Grundlage für die Erfüllung dieses Traums ist ein kleines Motorrad für Fallschirmjäger, das noch in den letzten Kriegsjahren als Prototyp für ein billiges Verkehrsmittel entstand. Enrico Piaggio beauftragte Corradino D’Ascanio, einen Flugzeugingenieur, damit, diese Idee zur Serienreife zu bringen.
Es ist ein Glück für die Vespa-Gemeinde, dass D’Ascanio Motorräder nicht ausstehen kann. Kettenfett und schmutzige Motorteile drohen ständig die Kleidung zu beschmutzen, Motorräder sind nach seiner Meinung klobig und unpraktisch. Der Reifenwechsel, bei den damaligen Materialien und Straßenverhältnissen öfter notwendig als heute, ist eine einzige Katastrophe.
Aber als Flugzeugingenieur findet er überraschende und einfache Lösungen für diese Probleme, weil er sie aus einer anderen Perspektive betrachtet. Er verwendet eine einseitige Radaufhängung wie beim Flugzeugbau, was den Radwechsel deutlich vereinfacht, und lässt die Kette zugunsten eines Direktantriebs einfach weg. Die Gangschaltung verlegt er direkt an die Hand, an den Lenker. Und die selbsttragende Karosserie gestaltet er so, dass sie den Fahrer und seine Kleidung so gut wie möglich vor Witterung, Straßen- und Motorschmutz schützt. Gefährliche Zahnräder, Ketten und sich drehende Motorteile verschwinden unter der Verkleidung.
Nur wenige Tage braucht D’Ascanio, um zusammen mit dem Designer Mario D’Este aus einem militärischen Nutzfahrzeug einen Designklassiker zu machen, der seinen Siegeszug um die Welt antritt. Als Enrico Piaggio im April die Wespentaille des neuen Gefährts sieht, verpasst er ihr mit einem Aufruf den Namen, unter dem sie seit jetzt 60 Jahren auf der ganzen Welt bekannt ist: »Sembra una vespa!«, »die sieht aus wie eine Wespe!« Aber noch gilt es, einen Vertriebspartner für das merkwürdige Vehikel zu finden. Moto Guzzi ist nicht interessiert, Lancia erklärt sich schließlich dazu bereit.
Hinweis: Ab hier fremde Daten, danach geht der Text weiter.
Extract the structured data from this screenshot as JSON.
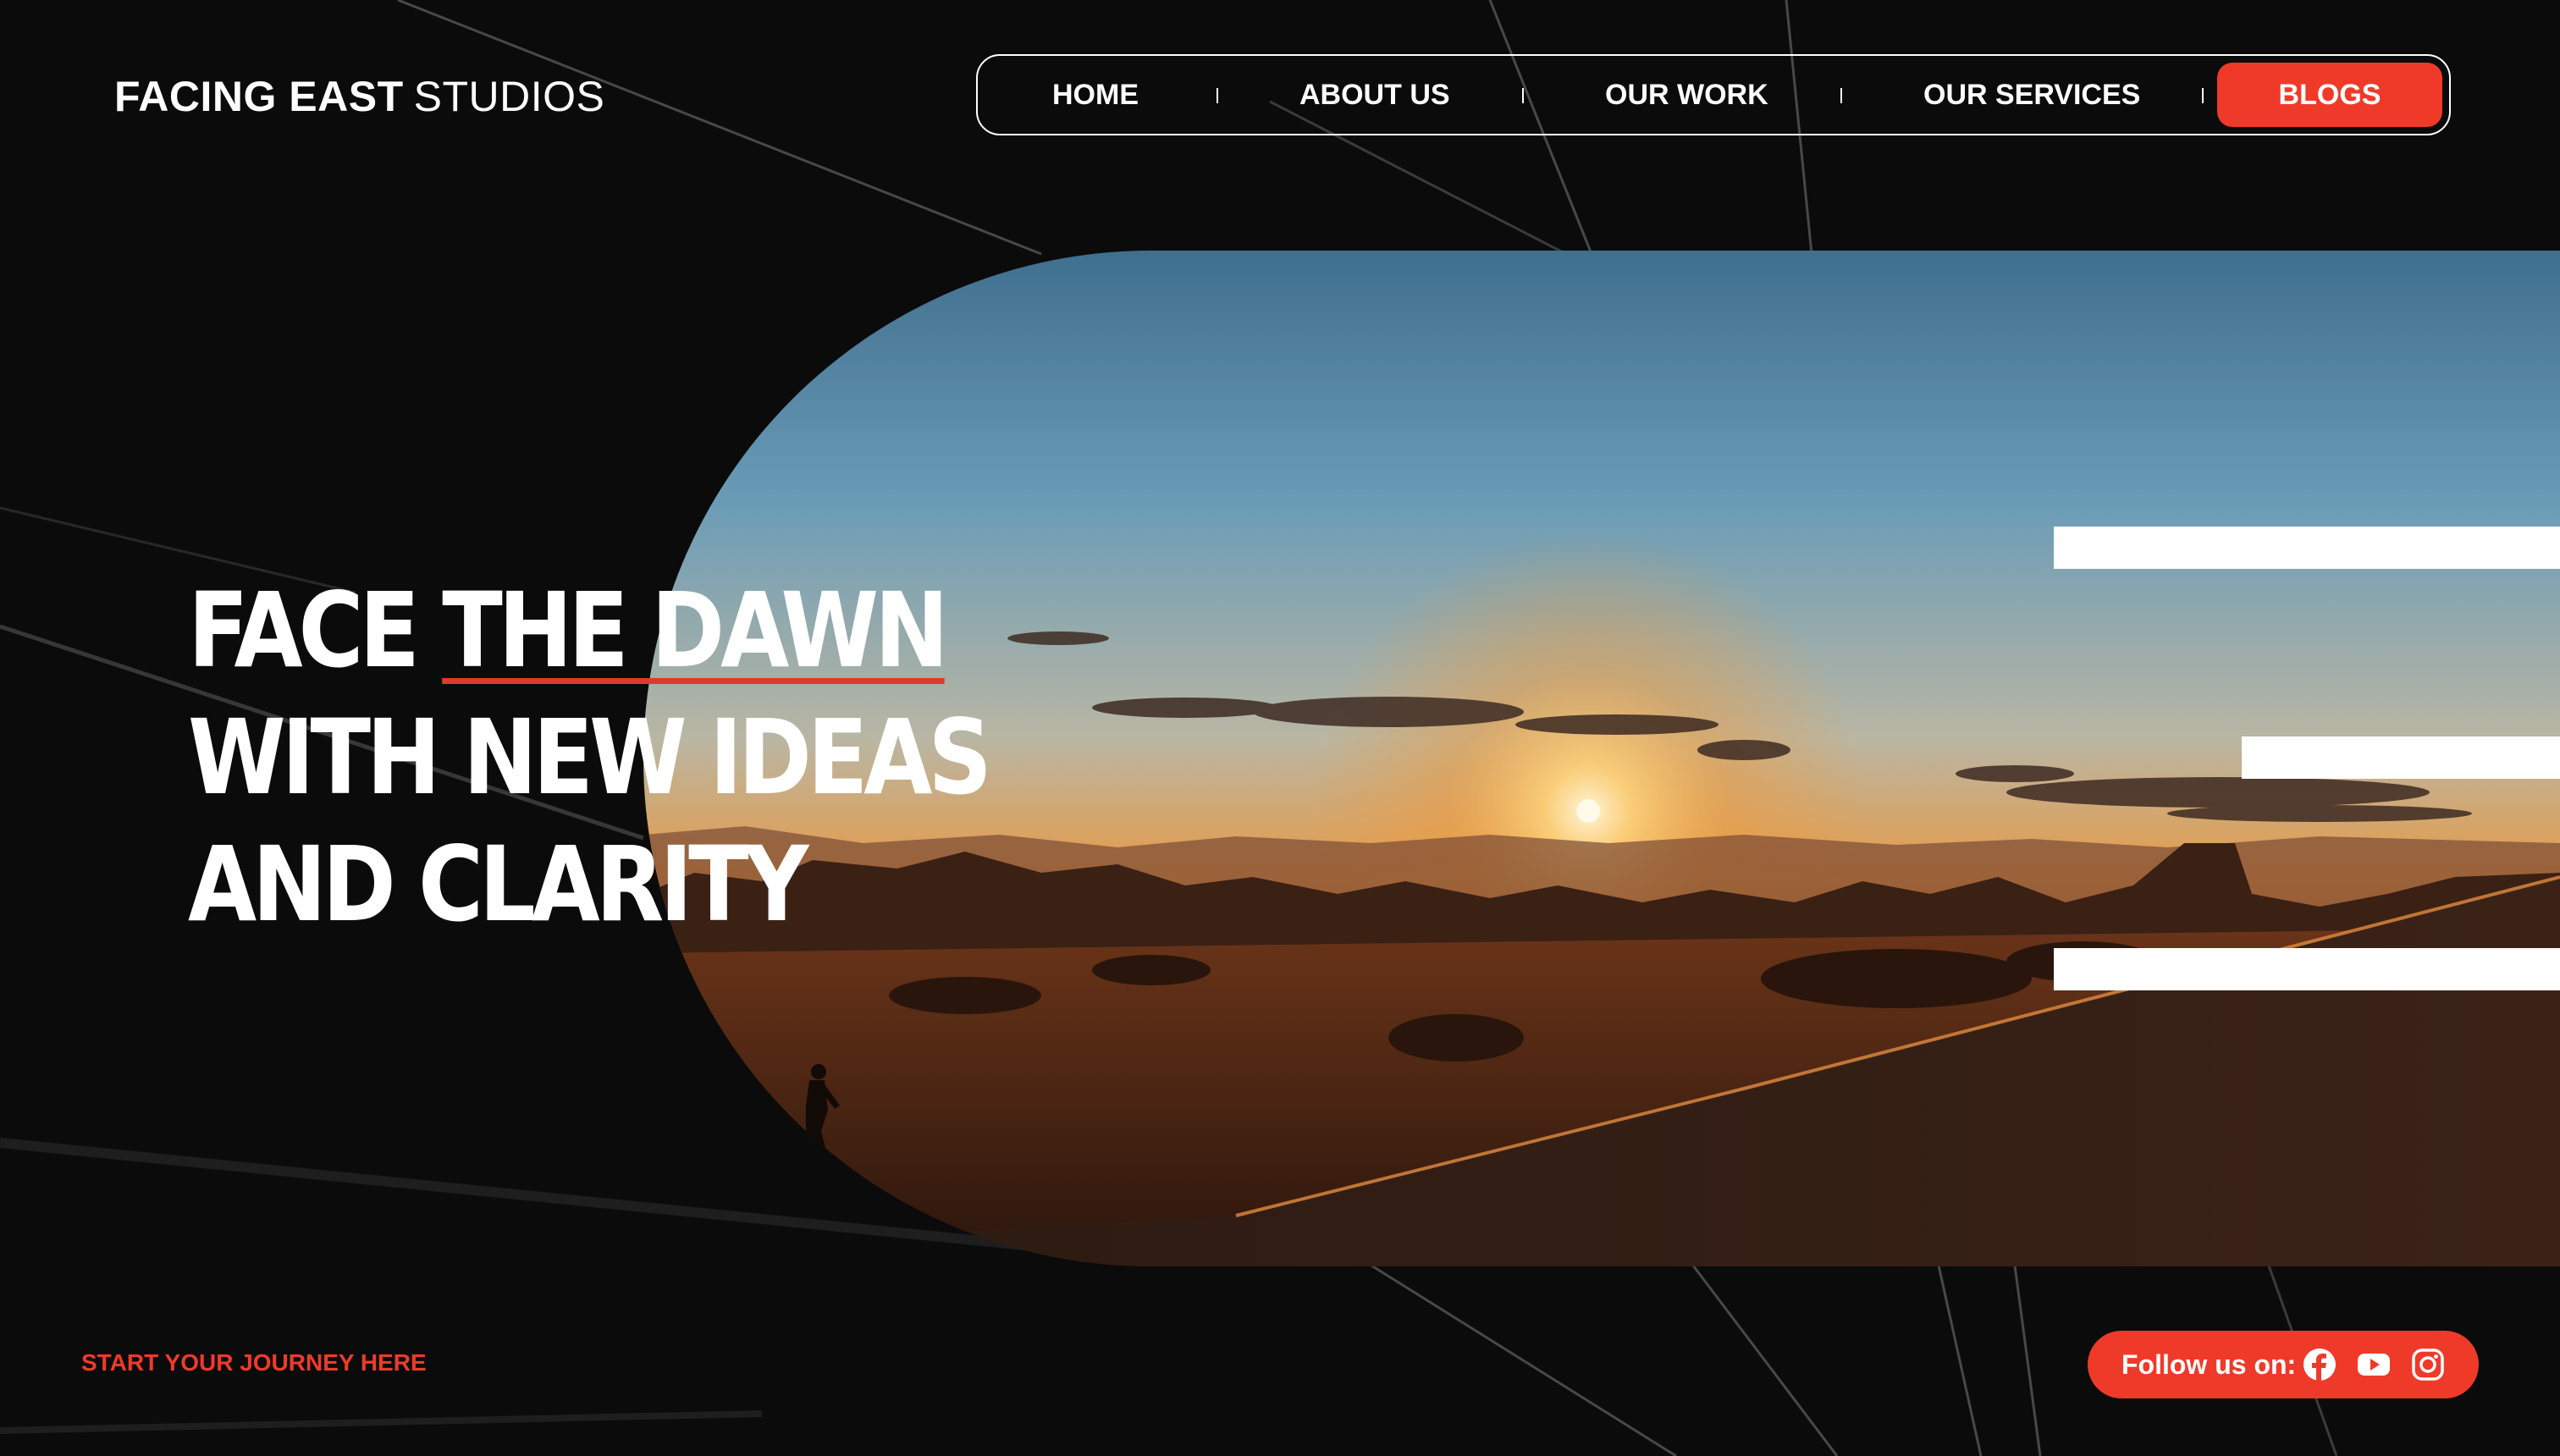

Die erste Vespa hat nur 3,2 PS bei 98 cm³, fährt aber immerhin schon flotte 60 Stundenkilometer. Immerhin 2.484 Roller verkauft Piaggio in diesem Jahr. Genug, um für die Vespa 98, die Pauperino, an eine große Schwester zu denken. Die kommt 1948 auf den Markt, besitzt 4,5 PS bei 125 cm³ und fährt gute 70 km/h. Um 1950 herum kommt die Vespa nach Deutschland, wo sie besonders die jungen Leute mobil macht.
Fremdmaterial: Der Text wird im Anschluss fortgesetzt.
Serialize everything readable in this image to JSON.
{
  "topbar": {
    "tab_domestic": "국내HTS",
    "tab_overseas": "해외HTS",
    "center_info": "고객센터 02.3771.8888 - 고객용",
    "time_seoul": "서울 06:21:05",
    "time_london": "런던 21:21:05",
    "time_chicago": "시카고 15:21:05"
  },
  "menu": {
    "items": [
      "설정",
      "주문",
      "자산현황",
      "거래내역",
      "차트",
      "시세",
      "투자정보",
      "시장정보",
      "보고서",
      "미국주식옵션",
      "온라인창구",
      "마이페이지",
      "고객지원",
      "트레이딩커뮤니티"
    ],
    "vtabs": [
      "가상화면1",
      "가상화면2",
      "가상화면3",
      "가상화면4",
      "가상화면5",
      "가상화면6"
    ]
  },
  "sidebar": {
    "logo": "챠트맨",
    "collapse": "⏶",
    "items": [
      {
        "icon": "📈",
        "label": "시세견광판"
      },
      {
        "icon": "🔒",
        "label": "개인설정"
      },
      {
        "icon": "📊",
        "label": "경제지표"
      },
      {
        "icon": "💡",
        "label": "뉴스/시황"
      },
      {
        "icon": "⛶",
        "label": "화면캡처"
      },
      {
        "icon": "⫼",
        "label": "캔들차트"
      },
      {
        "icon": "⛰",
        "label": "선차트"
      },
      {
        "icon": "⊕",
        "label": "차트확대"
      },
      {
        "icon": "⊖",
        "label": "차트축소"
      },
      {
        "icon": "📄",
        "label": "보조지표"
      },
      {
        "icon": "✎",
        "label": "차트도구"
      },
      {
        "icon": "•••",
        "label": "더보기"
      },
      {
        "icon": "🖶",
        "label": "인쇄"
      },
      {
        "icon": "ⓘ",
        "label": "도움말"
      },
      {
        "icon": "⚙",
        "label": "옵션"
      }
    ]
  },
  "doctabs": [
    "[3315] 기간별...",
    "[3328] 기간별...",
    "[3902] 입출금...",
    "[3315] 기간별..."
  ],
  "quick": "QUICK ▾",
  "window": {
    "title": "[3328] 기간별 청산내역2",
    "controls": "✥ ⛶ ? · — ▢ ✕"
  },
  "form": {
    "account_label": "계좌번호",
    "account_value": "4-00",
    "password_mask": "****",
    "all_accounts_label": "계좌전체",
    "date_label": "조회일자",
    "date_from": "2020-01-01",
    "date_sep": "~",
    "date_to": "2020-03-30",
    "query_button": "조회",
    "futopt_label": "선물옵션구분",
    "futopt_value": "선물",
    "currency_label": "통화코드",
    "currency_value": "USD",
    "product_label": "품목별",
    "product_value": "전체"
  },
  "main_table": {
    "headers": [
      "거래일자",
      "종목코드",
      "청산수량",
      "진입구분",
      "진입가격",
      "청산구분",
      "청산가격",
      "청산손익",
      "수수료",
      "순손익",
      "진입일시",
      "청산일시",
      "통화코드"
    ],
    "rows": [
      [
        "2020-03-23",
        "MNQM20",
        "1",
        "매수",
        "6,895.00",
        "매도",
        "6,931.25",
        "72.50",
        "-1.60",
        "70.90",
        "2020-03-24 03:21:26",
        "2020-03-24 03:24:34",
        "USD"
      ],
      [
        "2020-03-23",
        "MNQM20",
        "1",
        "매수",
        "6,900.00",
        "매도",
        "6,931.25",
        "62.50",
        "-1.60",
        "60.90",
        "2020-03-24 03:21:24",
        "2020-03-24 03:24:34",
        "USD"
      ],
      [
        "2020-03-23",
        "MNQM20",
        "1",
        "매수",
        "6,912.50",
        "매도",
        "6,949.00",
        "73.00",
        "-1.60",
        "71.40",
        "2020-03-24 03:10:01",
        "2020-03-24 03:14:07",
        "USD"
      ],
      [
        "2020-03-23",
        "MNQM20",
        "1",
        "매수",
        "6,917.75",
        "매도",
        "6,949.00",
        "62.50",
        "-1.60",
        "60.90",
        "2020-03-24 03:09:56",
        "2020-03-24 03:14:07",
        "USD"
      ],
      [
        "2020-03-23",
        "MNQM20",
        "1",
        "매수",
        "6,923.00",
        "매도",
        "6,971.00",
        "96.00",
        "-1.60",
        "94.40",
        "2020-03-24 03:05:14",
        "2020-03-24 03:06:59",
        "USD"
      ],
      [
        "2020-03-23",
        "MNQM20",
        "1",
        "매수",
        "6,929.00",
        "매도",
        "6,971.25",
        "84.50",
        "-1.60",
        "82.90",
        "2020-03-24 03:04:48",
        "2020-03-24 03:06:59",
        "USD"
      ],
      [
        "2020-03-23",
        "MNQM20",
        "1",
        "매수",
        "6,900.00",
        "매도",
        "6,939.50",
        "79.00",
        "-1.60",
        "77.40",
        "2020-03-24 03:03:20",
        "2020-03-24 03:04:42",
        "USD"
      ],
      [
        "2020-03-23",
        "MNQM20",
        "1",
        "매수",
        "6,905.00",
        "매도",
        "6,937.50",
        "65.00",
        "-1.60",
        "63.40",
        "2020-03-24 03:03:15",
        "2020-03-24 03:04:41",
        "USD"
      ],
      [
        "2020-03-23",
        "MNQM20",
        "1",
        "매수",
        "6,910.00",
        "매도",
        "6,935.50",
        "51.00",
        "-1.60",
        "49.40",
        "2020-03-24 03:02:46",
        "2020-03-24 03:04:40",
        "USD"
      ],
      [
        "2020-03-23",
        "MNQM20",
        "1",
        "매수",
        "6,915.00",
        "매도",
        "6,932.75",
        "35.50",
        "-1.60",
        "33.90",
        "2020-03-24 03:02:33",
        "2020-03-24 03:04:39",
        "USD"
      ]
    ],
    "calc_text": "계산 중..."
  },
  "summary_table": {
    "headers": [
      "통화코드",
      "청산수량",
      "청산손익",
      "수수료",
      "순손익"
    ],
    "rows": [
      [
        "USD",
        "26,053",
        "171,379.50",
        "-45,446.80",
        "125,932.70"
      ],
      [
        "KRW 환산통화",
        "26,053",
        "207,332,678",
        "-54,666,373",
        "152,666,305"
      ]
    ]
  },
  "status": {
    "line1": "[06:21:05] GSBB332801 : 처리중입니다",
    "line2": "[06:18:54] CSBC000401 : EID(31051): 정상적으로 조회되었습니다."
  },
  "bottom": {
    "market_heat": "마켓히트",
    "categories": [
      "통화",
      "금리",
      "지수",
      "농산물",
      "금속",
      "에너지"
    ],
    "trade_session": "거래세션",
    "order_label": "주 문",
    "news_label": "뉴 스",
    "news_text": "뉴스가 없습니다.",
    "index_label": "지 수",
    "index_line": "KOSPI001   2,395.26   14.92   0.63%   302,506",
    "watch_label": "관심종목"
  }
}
Während Vespas und Lambretta sich Anfang der Sechzigerjahre als Fahrzeug der Mod-Kultur in Großbritannien etablieren, beginnt die allgemeine Vespa-Begeisterung um 1965 herum abzuflauen. Rund 3 Millionen sind weltweit verkauft, doch inzwischen können sich immer mehr Menschen auch ein Auto leisten.
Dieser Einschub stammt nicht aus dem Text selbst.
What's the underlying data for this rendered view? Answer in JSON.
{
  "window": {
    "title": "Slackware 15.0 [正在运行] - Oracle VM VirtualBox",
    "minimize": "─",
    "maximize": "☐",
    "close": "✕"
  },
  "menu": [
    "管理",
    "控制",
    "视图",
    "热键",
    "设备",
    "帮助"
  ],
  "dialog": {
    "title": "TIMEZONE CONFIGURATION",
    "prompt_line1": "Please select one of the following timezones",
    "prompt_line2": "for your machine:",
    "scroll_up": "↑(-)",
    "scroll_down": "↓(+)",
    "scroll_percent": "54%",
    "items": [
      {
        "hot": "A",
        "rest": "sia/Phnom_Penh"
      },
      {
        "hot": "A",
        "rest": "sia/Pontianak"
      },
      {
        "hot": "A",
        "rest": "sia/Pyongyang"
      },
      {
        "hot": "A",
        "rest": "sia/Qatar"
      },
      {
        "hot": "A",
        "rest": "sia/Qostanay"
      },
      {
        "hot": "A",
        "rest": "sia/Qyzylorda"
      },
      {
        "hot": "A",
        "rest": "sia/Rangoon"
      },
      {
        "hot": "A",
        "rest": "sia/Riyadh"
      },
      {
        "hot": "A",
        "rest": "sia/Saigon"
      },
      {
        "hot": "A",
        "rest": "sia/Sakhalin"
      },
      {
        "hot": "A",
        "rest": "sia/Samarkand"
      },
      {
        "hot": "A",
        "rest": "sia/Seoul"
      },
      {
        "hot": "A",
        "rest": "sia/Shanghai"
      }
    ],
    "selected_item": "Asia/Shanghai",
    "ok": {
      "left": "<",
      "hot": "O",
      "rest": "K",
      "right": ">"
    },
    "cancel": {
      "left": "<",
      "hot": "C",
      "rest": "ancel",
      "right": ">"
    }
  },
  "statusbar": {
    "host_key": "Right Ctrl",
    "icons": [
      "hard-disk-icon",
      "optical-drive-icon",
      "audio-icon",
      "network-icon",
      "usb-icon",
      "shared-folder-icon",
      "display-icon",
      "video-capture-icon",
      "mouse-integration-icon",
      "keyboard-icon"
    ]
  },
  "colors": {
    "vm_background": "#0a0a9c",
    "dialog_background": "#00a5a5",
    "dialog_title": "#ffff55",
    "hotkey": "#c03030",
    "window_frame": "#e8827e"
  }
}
Um 1980 herum, nach dem Erfolg des Mod-Films Quadrophenia und dem gleichnamigen Album der Who, schwappt eine zweite Mod- und damit Scooter-Welle auch nach Deutschland. Neben dem Vespa-Club Deutschland, der in internationale Vespa-Vereinigungen eingebunden ist, entsteht eine autonome Roller-Szene. Scooter Boys veranstalten Scooterruns mit ihren Custom Scootern, die oft kaum wieder zu erkennen sind, mit Rennauspuff, Blechausschnitten und Stummellenkern.
In einer Zeit, in der über Umweltbewusstsein und Schadstoffvermeidung gesprochen wird, gelten die knatternden Vespa-Zweitakter allgemein als technisch überholt. Auch das geglättete Design findet nicht so viele Freunde wie die runden Formen der früheren Vespas. Erst Ende der Neunzigerjahre kommt die Vespa wieder: Die Vespa ET lehnt sich mit ihren runden Formen an das Retro-Design an, das gerade wieder in Mode kommt – und wird ein Erfolg.
Das aktuell stärkste Modell, die GTS 250 i.e., ist die 140. Vespa. Sie hat erstmals einen Einspritzmotor, ist wassergekühlt und auch mit ABS erhältlich. Der Retrolook spricht auch Fans der klassischen Formen an, die moderne Technik entkräftet alle Argumente der Kritiker. Im Jahr ihres 60. Geburtstags ist die Vespa so aktuell wie eh und je.